Calculating Flux for Hemispheres of Different Radii

[Seraph404]

Homework Statement

For some reason, I'm not quite understanding this scenario.

"

Two hemispherical surfaces, 1 and 2, of respective radii r₁ and r₂, are centered at a point charge and are facing each other so that their edges define an annular ring (surface 3), as shown. The field at position $$\vec{r}$$ due to the point charge is:

$$\vec{E}$$($$\vec{r}$$)= [C/(r^2)]*$$\hat{r}$$

where C is a constant proportional to the charge, r=|$$\vec{r}$$|, and $$\hat{r}$$=$$\vec{r}$$/r is the unit vector in the radial direction. "

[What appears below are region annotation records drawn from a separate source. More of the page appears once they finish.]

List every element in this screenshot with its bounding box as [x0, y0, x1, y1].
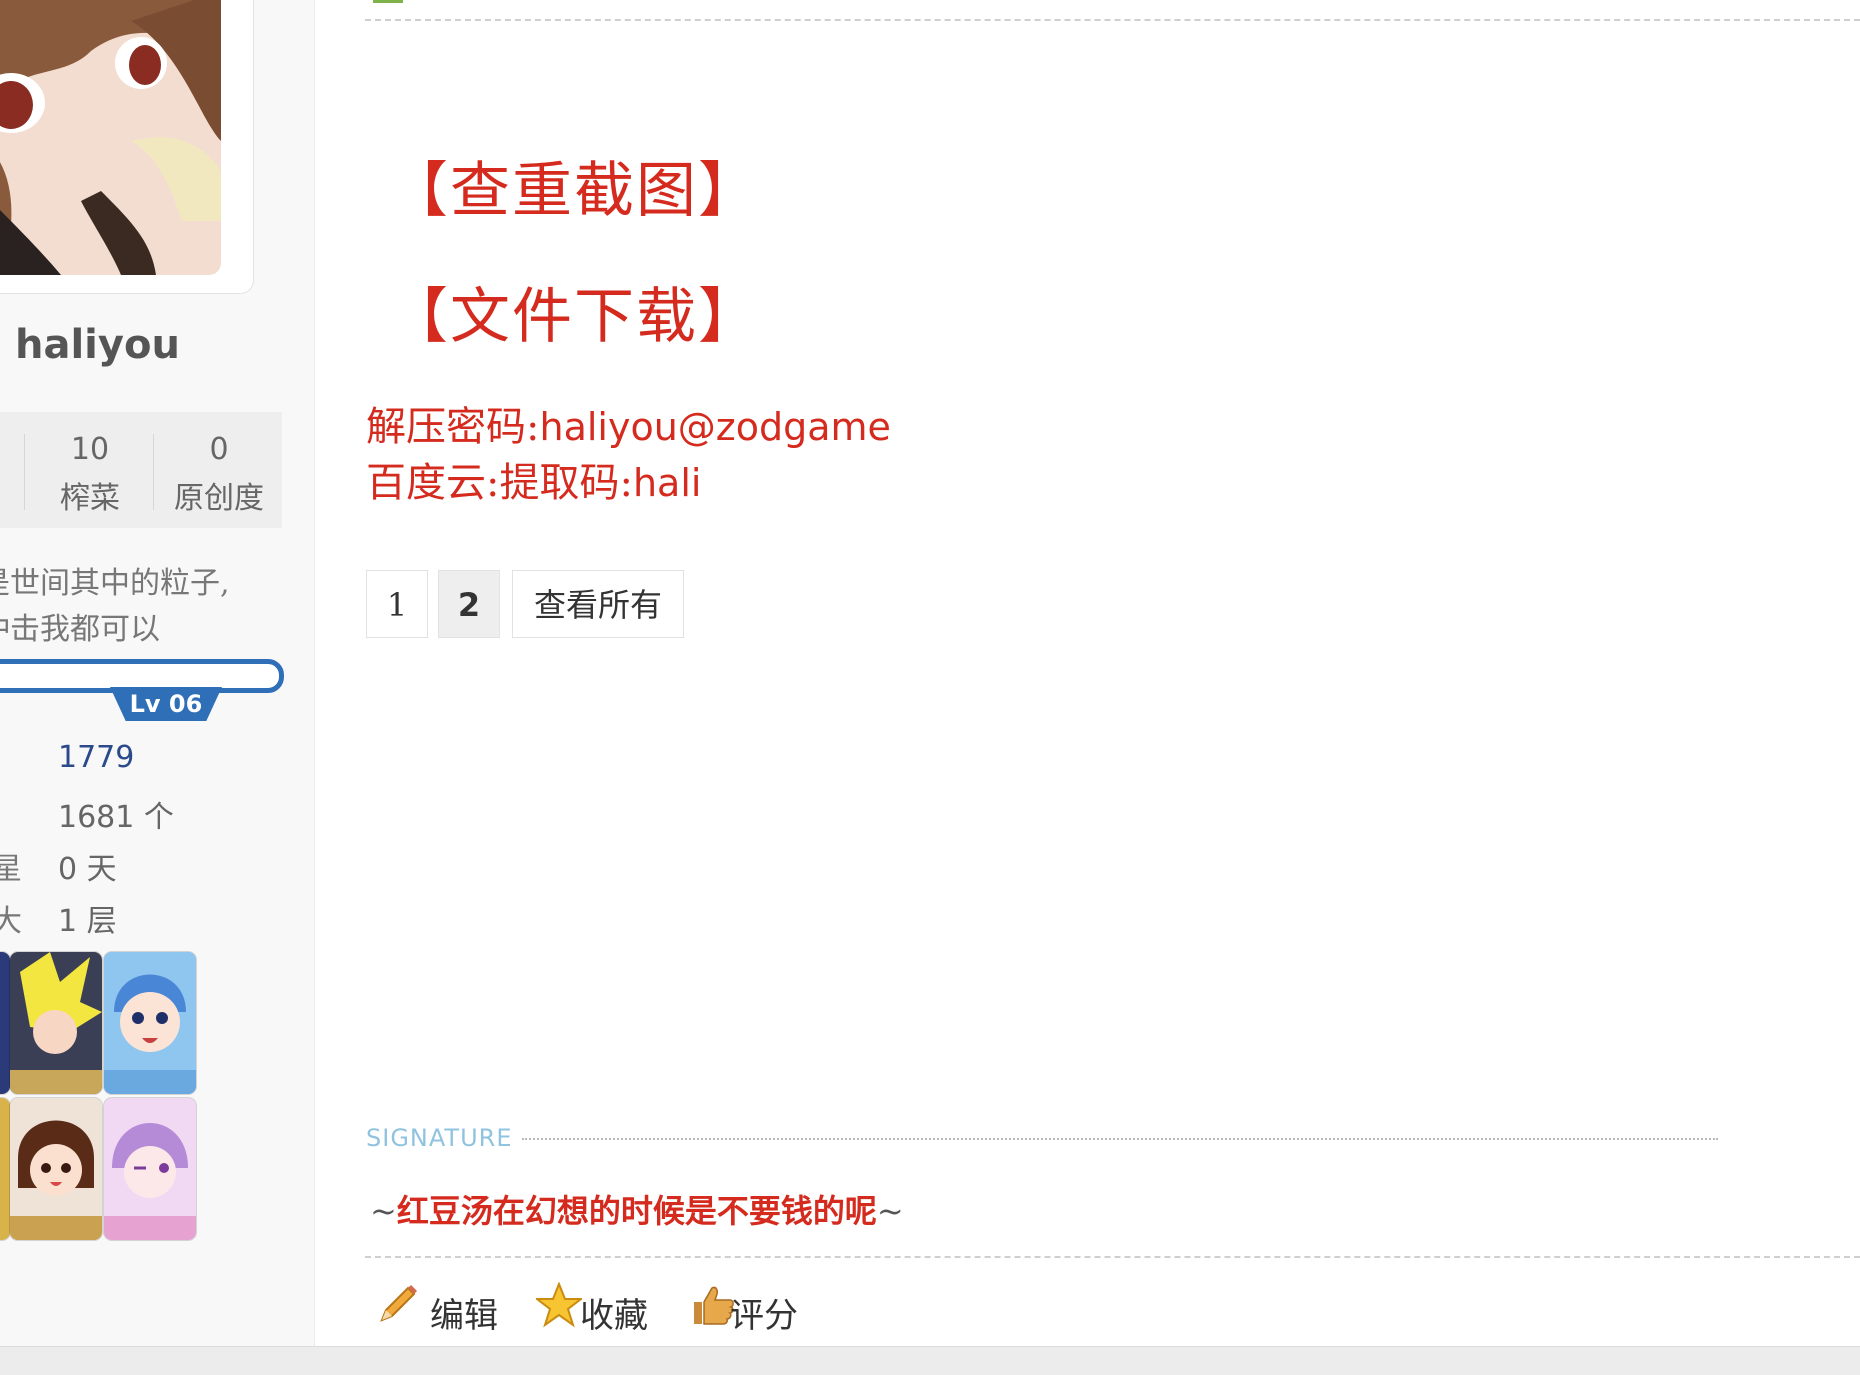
medal-icon[interactable]: [10, 952, 102, 1094]
stat-divider: [24, 434, 25, 510]
info-key: 大: [0, 904, 22, 939]
rate-label: 评分: [730, 1296, 798, 1336]
medal-icon[interactable]: [0, 952, 10, 1094]
favorite-button[interactable]: 收藏: [536, 1282, 666, 1336]
stat-zhacai[interactable]: 10 榨菜: [30, 412, 150, 528]
stat-value: 0: [209, 432, 229, 467]
page-bottom-bar: [0, 1346, 1860, 1375]
baidu-code-line: 百度云:提取码:hali: [366, 450, 701, 508]
info-key: 星: [0, 852, 22, 887]
signature-body: 红豆汤在幻想的时候是不要钱的呢: [396, 1192, 877, 1230]
star-icon: [536, 1282, 582, 1328]
heading-file-download: 【文件下载】: [388, 282, 760, 352]
user-bio-line: 冲击我都可以: [0, 612, 160, 647]
level-badge: Lv 06: [110, 687, 222, 721]
rate-button[interactable]: 评分: [690, 1282, 820, 1336]
unzip-password-value: haliyou@zodgame: [539, 405, 891, 449]
signature-label: SIGNATURE: [366, 1124, 513, 1152]
user-sidebar: haliyou 10 榨菜 0 原创度 是世间其中的粒子, 冲击我都可以 Lv …: [0, 0, 315, 1346]
info-value[interactable]: 1779: [58, 740, 134, 775]
pager-page-1[interactable]: 1: [366, 570, 428, 638]
info-value: 0 天: [58, 852, 117, 887]
baidu-code-label: 百度云:提取码:: [366, 460, 633, 506]
signature-tilde: ~: [370, 1192, 397, 1230]
stat-originality[interactable]: 0 原创度: [156, 412, 282, 528]
pencil-icon: [380, 1285, 417, 1322]
avatar-frame: [0, 0, 254, 294]
unzip-password-label: 解压密码:: [366, 404, 540, 450]
user-stats: 10 榨菜 0 原创度: [0, 412, 282, 528]
medal-icon[interactable]: [104, 952, 196, 1094]
user-bio-line: 是世间其中的粒子,: [0, 566, 230, 601]
signature-tilde: ~: [876, 1192, 904, 1230]
baidu-code-value: hali: [632, 461, 702, 505]
post-header-marker: [373, 0, 403, 3]
post-divider-bottom: [365, 1256, 1860, 1258]
medal-icon[interactable]: [104, 1098, 196, 1240]
info-value: 1681 个: [58, 800, 174, 835]
avatar[interactable]: [0, 0, 221, 275]
post-divider-top: [365, 19, 1860, 21]
username[interactable]: haliyou: [15, 322, 180, 368]
medal-icon[interactable]: [10, 1098, 102, 1240]
stat-label: 原创度: [174, 481, 264, 516]
signature-text: ~红豆汤在幻想的时候是不要钱的呢~: [370, 1186, 904, 1232]
info-value: 1 层: [58, 904, 117, 939]
stat-value: 10: [70, 432, 110, 467]
unzip-password-line: 解压密码:haliyou@zodgame: [366, 394, 891, 452]
medal-icon[interactable]: [0, 1098, 10, 1240]
edit-label: 编辑: [430, 1296, 498, 1336]
stat-label: 榨菜: [60, 481, 120, 516]
edit-button[interactable]: 编辑: [374, 1282, 504, 1336]
favorite-label: 收藏: [580, 1296, 648, 1336]
heading-duplicate-check: 【查重截图】: [388, 156, 760, 226]
signature-divider: [522, 1138, 1718, 1140]
pager-view-all[interactable]: 查看所有: [512, 570, 684, 638]
stat-divider: [153, 434, 154, 510]
pager-page-2-current[interactable]: 2: [438, 570, 500, 638]
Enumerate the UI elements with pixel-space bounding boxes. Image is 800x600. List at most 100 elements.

I'm supposed to find electric flux through the three different surfaces, but for some reason, this picture just doesn't make sense to me.

Homework Equations

Electric flux is the integral of the dot product of electric field and dA (differential area element).

The Attempt at a Solution

I want to try figuring it out on my own first before I ask for help, but I don't quite understand this scenario. For example, I don't understand how the two images provided correlate, and I don't understand what the three different surfaces are. Sorry if the answer to this is obvious. ><

 

[Carid]

See attached file

 

[Seraph404]

How do I open it?

 

[Carid]

You don't need to open it. It's just an image to help you understand the surfaces.